For Marissa and others, the burgeoning new industry in Massachusetts presents them with opportunities that are rewarding both in terms of future career development prospects, and also in how they relate to their surrounding community. After working in child care, Marissa found herself at a career crossroads. She entered the cannabis industry to pursue her interest in health and well-being, and fulfill a desire to help others.
“I did some education at the Northeastern Institute of Cannabis, so I got a little bit of solid foundation under me. I became a packaging assistant, then a budtender, and then a manager.”
Taking Their Jobs Seriously
Massachusetts legislators were slow to roll out the adult-use market. One consequence of the new environment has been a newfound emphasis on professionalism, and the creation of a new breed of industry professional that takes their role with the utmost seriousness.
Increasingly, they’re gaining recognition for being skilled at what they do. One of them is 32-year-old Greg Boerman, an employee at Revolutionary Clinics in Cambridge. Boerman prefers “patient advocate” to budtender, and he is knowledgeable about other intricate details around the business and perception of cannabis retail. For example: the built environment of a cannabis retail space, and how it informs the patient-dispensary relationship.
“I think it’s important for dispensaries to have a feng shui,” Boerman said. “I’m very much against lines, because when I’m helping someone, the next person in line is going to be staring a hole in their head. Even if we’re having a casual conversation about cannabis my job is to educate them, and give everyone the same attention coming there. I’m not going to rush someone.”

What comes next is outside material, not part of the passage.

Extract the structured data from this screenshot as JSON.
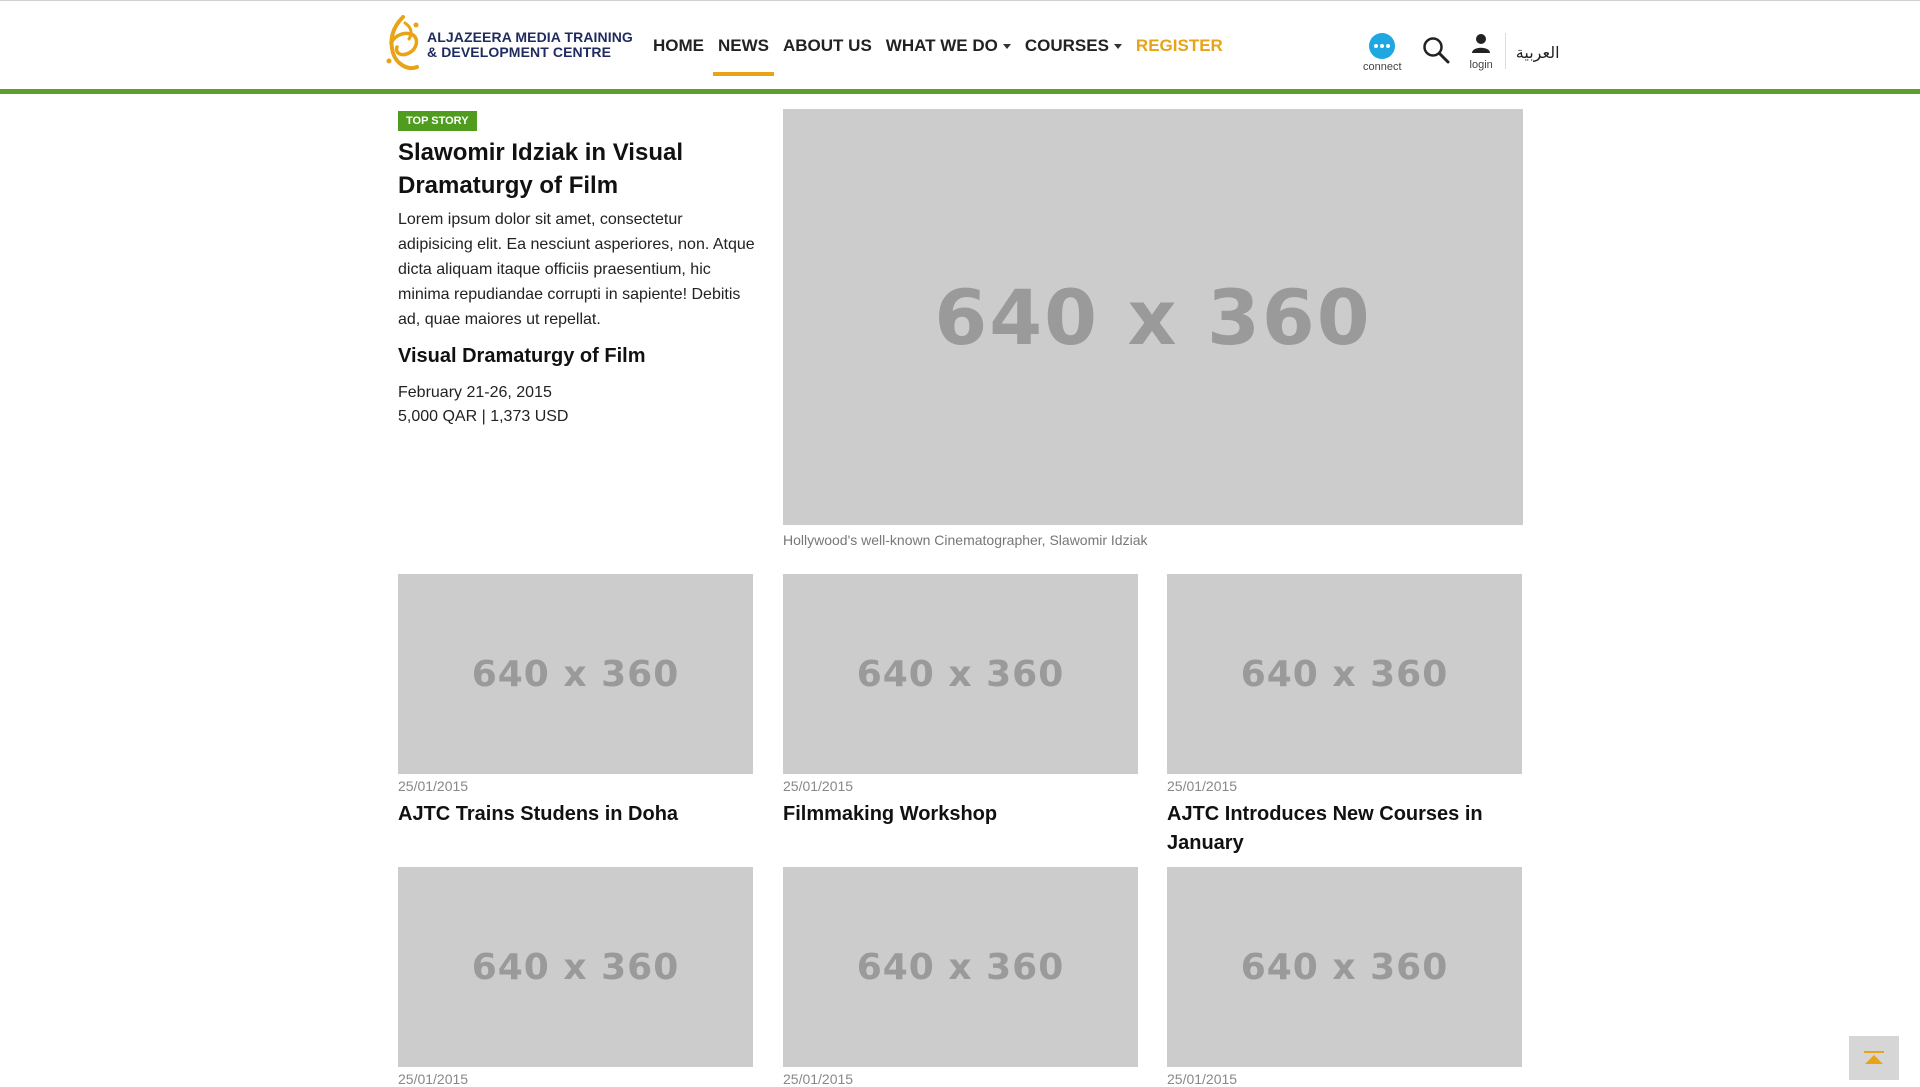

It was a sentiment that staff from Revolutionary Clinics, Sanctuary Medicinals, and Curaleaf repeated throughout the day: It takes time to feel out a patient’s needs and do their job the way they need to. The work of retailers is now to get cannabis to people who truly need it, and they’re going to great lengths to make sure that happens.
“The cool thing I’m starting to see in the industry is people doing generous discounts for disabled veterans, offering things where the government is falling behind,” Boerman said.
*Only first names have been used at the individuals’ request.
Feature image provided by Andrew Cigna.